I was in second grade when my parents decided that we should go on a camping trip to the White Mountains at Lafayette campground. It was the third day of sleeping outside and we had finished dinner at an early time, earlier than anyone else at the campground. My Dad had gone into the tent to change into his PJ’s while my Mom, my Sister, and I sat around the blazing campfire. There was just enough chilliness to need a sweatshirt on. Our tent was placed at the top of a slope looking down at other people’s tents. Everyone started to prepare their dinner, and the meat of hamburgers, hotdogs, and other assortments scented the air.
My sister and I were too focused on our attempts to light the sticks we found in the forest with the campfire to notice what had been sneaking up on us. All of a sudden, we were startled by our mom’s sudden scream. My sister and I whipped out heads around to find a giant black bear approaching us. Just 20 feet from our campground with a big brown nose and a loaf of bread in his mouth. The bear slumped over like a hungry teenager in need of food. Panicked; all three of us ran for the van. My Mom had jumped into the passenger side first while my Sister found room to squish on top of her to escape. There was no more room for me to get in through the passenger’s side, so I had to walk all the way around. The van was made for people that use a wheelchair and in need for an accessible ramp. Which happened to be on the closest side to me. By the time I got to the other sliding door, my Mom had locked me out, not realizing I wasn’t in yet. My Mom laughed, ¨Sorry Shayla,” as she unlocked the door for me. My heart was racing with fear and my Mom had the audacity to lock out the youngest child.
As we watched the bear go around to the different campsites, we realized that we had left Dad in the tent without telling him what was happening. My sister said, ¨Wait what about dad?¨ and we all had an “oh, right” moment. The bear was in a campsite two away from us on the other side of the dirt road, not caring at all for anyone in his way. Everyone was blaring their horns and flashing their lights from their car. He kept grabbing food from picnic tables and swiping it into his open mouth. We slowly moved out of the van when the bear started losing interest in their dinners and my Dad walked out looking around for us. My Dad exclaimed, “What, you were just going to leave me in there?” We all stood near the campfire watching the bear strut along with a full stomach from a feast. The entire night was filled with laughter and the different stories we had to tell from our point of view.
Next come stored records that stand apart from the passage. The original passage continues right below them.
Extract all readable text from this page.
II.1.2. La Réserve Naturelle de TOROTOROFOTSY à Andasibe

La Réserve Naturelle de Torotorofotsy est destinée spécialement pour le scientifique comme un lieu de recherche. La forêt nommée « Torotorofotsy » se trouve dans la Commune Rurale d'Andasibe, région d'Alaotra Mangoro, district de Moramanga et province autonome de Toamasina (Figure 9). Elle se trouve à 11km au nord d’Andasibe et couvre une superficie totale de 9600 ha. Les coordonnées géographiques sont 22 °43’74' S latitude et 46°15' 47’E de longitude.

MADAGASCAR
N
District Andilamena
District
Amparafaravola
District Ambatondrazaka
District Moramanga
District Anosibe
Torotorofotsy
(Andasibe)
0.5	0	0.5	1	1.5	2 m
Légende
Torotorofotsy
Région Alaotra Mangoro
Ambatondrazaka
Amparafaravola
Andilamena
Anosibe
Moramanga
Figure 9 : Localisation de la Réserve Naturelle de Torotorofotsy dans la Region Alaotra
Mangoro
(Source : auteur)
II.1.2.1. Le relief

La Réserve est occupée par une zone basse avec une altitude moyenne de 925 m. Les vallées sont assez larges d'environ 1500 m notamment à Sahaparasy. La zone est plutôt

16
My Dad thinks we lured the bear into the campground because we had eaten our dinner early and the fumes grabbed the bear’s attention. This trip truly showed the survival instincts we have in the face of danger. My Dad loves to tell people how we had left him for our own safety, and I love to tell how my Mom had locked me out of the van for her own safety. The story has been told many different ways and through many different points of view, but if we were to ever be put into danger again I wouldn’t be surprised if it turned into a free for all. There are always more black bears out there ready to test it.